Sin duda, estaba en medio del caos. Nada de lo ocurrido aquel día parecía tener lógica, menos aun cuando de un cajón olvidado sonó un mensaje. Con extrema precaución, tomé el teléfono celular que mi madre me había regalado la navidad anterior. Jamás lo había usado, solo cumplía con mi compromiso de tenerlo encendido en caso de alguna emergencia. Pero ¿quién me habría escrito, si ni siquiera yo sabía mi número? Y más importante. ¿Cómo se revisaba un mensaje?

Miré la hora, y mi sorpresa fue aún mayor, pues el reloj estaba a punto de dar las cinco de la mañana. Volví a abandonar el teléfono, ordené mi habitación y me preparé para dormir, sin embargo, en cuanto cerré los ojos, un nuevo mensaje me distrajo. Me incorporé, y la curiosidad ganó. Miré fuera de mi cuarto y noté que la luz de Tomás seguía encendida. Con mi teléfono en mano atravesé el pasillo y lo llamé. Tomi se asustó al verme, por lo que antes de cualquier cosa era necesario que me disculpara con él. Cuando pude formular mi pregunta, fue él quien comenzó a deshacerse en disculpas.

—Lo siento Manu, de verdad —repetía con voz preocupada, mientras tomaba su cabeza nervioso, pidiéndome que me mantuviera tranquilo.

—¿Qué pasa? ¿qué es? —insistí.

Tomi meditó antes de contestar, pero su respuesta no era en absoluto preocupante.

—Le di tu teléfono a Nino. Te envió un mensaje, pero mañana le diré que no vuelva a molestarte, lo prometo, y lo siento de verdad.

—¿Qué dice el mensaje? ¿Cómo puedo leerlo?

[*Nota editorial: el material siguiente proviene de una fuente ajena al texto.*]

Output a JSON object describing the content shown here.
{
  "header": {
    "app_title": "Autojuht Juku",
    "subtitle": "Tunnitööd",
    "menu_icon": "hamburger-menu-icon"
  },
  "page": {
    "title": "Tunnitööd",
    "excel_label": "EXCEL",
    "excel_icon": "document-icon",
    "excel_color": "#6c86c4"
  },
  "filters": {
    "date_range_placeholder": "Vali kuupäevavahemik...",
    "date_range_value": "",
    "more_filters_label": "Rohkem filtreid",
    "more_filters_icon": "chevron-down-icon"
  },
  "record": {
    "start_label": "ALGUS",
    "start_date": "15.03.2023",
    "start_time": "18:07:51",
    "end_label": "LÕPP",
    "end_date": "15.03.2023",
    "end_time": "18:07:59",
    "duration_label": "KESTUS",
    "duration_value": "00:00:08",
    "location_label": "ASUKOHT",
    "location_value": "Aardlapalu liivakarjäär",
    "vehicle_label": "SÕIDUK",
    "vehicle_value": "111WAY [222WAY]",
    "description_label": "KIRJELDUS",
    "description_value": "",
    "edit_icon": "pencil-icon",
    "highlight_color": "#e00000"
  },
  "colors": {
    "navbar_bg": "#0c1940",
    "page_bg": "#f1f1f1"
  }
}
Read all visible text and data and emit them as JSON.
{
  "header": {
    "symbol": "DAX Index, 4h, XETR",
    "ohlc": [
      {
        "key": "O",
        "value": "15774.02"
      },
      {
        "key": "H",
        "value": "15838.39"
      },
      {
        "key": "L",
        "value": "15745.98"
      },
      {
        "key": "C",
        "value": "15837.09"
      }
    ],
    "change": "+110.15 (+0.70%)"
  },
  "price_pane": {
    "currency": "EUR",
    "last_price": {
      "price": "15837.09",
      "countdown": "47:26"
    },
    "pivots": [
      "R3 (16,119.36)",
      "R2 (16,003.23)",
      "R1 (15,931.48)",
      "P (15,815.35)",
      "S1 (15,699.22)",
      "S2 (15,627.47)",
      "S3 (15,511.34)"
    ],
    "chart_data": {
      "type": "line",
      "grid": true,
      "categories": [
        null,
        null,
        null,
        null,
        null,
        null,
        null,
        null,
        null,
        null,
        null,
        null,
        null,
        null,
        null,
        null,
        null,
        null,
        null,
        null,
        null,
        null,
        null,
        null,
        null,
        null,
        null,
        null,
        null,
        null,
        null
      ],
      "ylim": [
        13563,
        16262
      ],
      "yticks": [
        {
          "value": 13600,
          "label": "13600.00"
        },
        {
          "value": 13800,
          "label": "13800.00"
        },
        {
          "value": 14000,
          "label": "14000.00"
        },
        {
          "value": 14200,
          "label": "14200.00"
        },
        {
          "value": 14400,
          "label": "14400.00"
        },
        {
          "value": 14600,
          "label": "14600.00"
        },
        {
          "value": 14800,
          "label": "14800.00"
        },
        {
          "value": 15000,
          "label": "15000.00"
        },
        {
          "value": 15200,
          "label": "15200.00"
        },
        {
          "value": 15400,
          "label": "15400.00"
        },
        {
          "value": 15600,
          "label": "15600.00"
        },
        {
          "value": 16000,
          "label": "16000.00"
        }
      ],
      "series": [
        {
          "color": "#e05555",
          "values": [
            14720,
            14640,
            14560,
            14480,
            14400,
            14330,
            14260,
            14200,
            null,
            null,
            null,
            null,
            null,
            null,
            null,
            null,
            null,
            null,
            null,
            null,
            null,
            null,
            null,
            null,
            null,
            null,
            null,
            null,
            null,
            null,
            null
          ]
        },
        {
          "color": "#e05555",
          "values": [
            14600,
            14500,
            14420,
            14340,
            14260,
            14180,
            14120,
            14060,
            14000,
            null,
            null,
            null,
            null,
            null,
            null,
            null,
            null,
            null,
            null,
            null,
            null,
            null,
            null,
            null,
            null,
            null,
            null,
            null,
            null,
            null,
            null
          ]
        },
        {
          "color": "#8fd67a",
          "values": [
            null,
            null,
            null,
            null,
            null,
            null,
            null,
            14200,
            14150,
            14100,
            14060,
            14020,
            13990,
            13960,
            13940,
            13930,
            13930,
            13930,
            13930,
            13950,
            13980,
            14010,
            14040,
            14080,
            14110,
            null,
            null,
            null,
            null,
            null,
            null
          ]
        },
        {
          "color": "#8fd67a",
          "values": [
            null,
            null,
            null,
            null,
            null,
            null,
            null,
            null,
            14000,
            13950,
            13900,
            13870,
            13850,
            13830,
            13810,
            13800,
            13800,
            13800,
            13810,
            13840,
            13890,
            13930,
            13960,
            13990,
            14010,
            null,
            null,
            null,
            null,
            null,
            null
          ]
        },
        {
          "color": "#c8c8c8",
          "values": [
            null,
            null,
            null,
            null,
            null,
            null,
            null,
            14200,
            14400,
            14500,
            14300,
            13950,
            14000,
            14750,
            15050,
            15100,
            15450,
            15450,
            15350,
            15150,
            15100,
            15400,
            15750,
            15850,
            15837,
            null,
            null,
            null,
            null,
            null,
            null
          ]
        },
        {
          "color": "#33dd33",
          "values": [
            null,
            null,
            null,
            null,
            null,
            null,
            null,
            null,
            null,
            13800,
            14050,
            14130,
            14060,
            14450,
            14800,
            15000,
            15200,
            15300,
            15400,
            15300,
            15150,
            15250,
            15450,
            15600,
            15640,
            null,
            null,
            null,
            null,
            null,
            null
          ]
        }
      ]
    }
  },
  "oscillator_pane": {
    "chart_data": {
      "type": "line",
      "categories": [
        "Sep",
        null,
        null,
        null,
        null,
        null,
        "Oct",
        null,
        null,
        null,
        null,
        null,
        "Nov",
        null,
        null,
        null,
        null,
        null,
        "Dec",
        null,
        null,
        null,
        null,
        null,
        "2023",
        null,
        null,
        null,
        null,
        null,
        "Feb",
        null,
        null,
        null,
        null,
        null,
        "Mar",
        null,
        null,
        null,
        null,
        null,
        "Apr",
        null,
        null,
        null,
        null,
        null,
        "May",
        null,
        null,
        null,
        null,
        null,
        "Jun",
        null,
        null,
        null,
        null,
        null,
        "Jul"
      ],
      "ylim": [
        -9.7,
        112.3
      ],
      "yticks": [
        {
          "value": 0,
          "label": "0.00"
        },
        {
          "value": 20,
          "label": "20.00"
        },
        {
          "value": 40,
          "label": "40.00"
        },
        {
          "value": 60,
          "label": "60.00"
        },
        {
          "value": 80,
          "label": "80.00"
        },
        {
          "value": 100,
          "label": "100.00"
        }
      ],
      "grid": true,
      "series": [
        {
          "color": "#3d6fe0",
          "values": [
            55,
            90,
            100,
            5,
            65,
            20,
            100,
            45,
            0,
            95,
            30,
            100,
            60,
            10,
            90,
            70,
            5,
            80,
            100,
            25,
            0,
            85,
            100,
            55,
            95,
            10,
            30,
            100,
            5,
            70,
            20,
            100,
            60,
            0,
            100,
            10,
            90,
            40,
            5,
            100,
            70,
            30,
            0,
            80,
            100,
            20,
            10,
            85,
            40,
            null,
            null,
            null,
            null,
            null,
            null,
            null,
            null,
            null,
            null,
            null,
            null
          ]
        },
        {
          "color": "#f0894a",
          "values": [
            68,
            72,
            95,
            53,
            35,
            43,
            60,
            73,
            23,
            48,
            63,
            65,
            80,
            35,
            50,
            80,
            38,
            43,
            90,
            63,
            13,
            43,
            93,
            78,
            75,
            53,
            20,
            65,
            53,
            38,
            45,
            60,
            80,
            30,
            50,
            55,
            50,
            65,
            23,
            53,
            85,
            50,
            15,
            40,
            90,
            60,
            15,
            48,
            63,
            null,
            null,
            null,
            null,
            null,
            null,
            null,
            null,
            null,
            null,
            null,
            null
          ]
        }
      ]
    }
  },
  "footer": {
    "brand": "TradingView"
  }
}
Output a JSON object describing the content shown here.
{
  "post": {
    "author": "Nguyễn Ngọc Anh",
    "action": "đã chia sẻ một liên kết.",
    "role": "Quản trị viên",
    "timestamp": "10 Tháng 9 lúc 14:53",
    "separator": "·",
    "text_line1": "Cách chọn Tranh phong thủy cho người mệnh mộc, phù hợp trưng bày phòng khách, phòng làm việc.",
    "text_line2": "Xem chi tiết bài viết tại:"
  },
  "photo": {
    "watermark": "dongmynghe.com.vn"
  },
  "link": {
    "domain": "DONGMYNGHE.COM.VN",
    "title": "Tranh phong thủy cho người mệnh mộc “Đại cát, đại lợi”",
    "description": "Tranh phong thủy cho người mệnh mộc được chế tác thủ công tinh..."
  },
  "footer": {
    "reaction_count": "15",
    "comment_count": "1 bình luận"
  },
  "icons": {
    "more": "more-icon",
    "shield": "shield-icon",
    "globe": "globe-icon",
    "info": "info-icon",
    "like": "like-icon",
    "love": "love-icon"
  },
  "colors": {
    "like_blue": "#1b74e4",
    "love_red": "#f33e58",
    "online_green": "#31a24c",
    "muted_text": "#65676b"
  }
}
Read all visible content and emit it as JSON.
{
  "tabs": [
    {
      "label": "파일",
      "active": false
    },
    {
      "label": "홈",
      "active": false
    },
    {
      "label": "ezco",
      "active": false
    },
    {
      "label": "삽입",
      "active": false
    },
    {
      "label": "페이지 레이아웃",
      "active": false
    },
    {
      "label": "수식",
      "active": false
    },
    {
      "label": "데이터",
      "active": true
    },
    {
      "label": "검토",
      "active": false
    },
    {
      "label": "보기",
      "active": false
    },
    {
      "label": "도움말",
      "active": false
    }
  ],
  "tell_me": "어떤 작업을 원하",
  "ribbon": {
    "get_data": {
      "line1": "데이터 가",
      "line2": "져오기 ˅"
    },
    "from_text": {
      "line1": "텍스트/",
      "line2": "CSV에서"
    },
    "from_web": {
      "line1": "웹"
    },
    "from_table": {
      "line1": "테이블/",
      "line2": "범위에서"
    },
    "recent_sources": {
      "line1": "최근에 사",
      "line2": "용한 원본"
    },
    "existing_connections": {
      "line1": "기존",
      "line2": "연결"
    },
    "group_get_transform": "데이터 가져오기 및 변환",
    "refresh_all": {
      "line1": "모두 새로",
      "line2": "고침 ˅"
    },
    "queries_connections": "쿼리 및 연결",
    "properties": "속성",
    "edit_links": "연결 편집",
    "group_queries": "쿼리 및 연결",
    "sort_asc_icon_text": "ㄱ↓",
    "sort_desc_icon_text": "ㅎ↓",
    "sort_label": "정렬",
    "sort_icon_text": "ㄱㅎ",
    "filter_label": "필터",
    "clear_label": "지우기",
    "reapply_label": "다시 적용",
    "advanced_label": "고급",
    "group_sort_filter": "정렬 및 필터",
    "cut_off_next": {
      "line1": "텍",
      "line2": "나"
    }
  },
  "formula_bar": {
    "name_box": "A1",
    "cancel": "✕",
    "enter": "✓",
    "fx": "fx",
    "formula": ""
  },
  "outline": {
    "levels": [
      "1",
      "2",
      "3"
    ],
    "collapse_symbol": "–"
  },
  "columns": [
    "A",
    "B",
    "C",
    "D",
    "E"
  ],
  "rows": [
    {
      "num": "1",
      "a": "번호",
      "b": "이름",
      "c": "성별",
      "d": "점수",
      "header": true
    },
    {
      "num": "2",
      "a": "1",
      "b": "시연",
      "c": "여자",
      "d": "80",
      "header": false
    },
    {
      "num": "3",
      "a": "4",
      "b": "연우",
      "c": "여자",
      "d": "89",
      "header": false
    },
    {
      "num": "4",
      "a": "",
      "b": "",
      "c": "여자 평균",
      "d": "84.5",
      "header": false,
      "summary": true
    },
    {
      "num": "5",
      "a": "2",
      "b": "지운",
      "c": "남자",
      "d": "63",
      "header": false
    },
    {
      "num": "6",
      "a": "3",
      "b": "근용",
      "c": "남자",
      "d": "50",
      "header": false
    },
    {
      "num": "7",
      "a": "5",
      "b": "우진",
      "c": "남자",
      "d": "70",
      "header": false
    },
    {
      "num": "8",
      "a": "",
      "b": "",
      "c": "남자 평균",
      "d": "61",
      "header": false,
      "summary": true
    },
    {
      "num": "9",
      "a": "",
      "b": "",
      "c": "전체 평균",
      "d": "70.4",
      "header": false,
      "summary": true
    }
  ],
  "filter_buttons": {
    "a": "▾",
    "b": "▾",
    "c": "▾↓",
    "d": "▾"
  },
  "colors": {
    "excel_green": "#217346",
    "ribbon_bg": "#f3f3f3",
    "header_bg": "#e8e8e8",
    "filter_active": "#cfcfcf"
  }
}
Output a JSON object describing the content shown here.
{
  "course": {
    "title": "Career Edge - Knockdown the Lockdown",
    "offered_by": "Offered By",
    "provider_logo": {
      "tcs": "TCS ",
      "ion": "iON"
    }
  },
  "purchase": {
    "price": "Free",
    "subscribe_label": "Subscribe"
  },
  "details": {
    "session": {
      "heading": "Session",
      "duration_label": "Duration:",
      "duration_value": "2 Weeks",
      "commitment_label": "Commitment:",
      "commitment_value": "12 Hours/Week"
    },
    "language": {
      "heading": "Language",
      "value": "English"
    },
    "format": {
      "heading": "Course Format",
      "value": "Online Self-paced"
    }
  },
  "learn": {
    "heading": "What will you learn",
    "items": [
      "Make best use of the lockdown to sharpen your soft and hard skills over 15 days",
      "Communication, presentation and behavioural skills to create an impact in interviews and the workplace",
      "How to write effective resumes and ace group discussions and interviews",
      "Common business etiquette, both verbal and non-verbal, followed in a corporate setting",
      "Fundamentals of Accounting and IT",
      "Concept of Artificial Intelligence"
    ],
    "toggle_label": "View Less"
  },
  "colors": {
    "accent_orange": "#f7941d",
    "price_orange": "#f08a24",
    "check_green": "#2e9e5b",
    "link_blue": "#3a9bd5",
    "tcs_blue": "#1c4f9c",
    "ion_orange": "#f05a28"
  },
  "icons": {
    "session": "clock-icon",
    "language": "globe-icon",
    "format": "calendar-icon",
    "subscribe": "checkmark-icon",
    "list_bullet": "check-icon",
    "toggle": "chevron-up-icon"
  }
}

Tomi me enseñó la pantalla mientras la cálida sensación que Nino me provocaba volvía a hacerse presente.

"Hola, lo siento, ¡es muy tarde! Aún estudio, porque tengo un terrible certamen mañana. Ya sabes, este es mi teléfono, supuse que no tomarías mi papel así que está aquí por si deseas guardarlo. Uno nunca sabe si llegará a los treinta soltero"

Lo leí divertido imaginando su expresión sin poder evitar comenzar a reí. ¿Es que ella no conocía la vergüenza? Mi hermano me observo confundido, y no lo culpaba.

—¿Quieres responderle? ¿Quieres que te enseñe? —agregó, con extrema precaución.

Acepté con entusiasmo, y esa madrugada, aprendí como usar mi teléfono celular.

Me sentía increíble, primero porque toda confusión con mi hermano había quedado atrás: él no tenía de qué preocuparse, pues no me acercaría a Nino más que por esa curiosa atracción que su divertida existencia me provocaba; y segundo, incluso cuando había tenido una de esas horrendas crisis, había sonreído. Había pintado. Y le había escrito aunque solo fue para decirle que había guardado su número de teléfono.

Si eso no era maravilloso, entonces nada lo sería.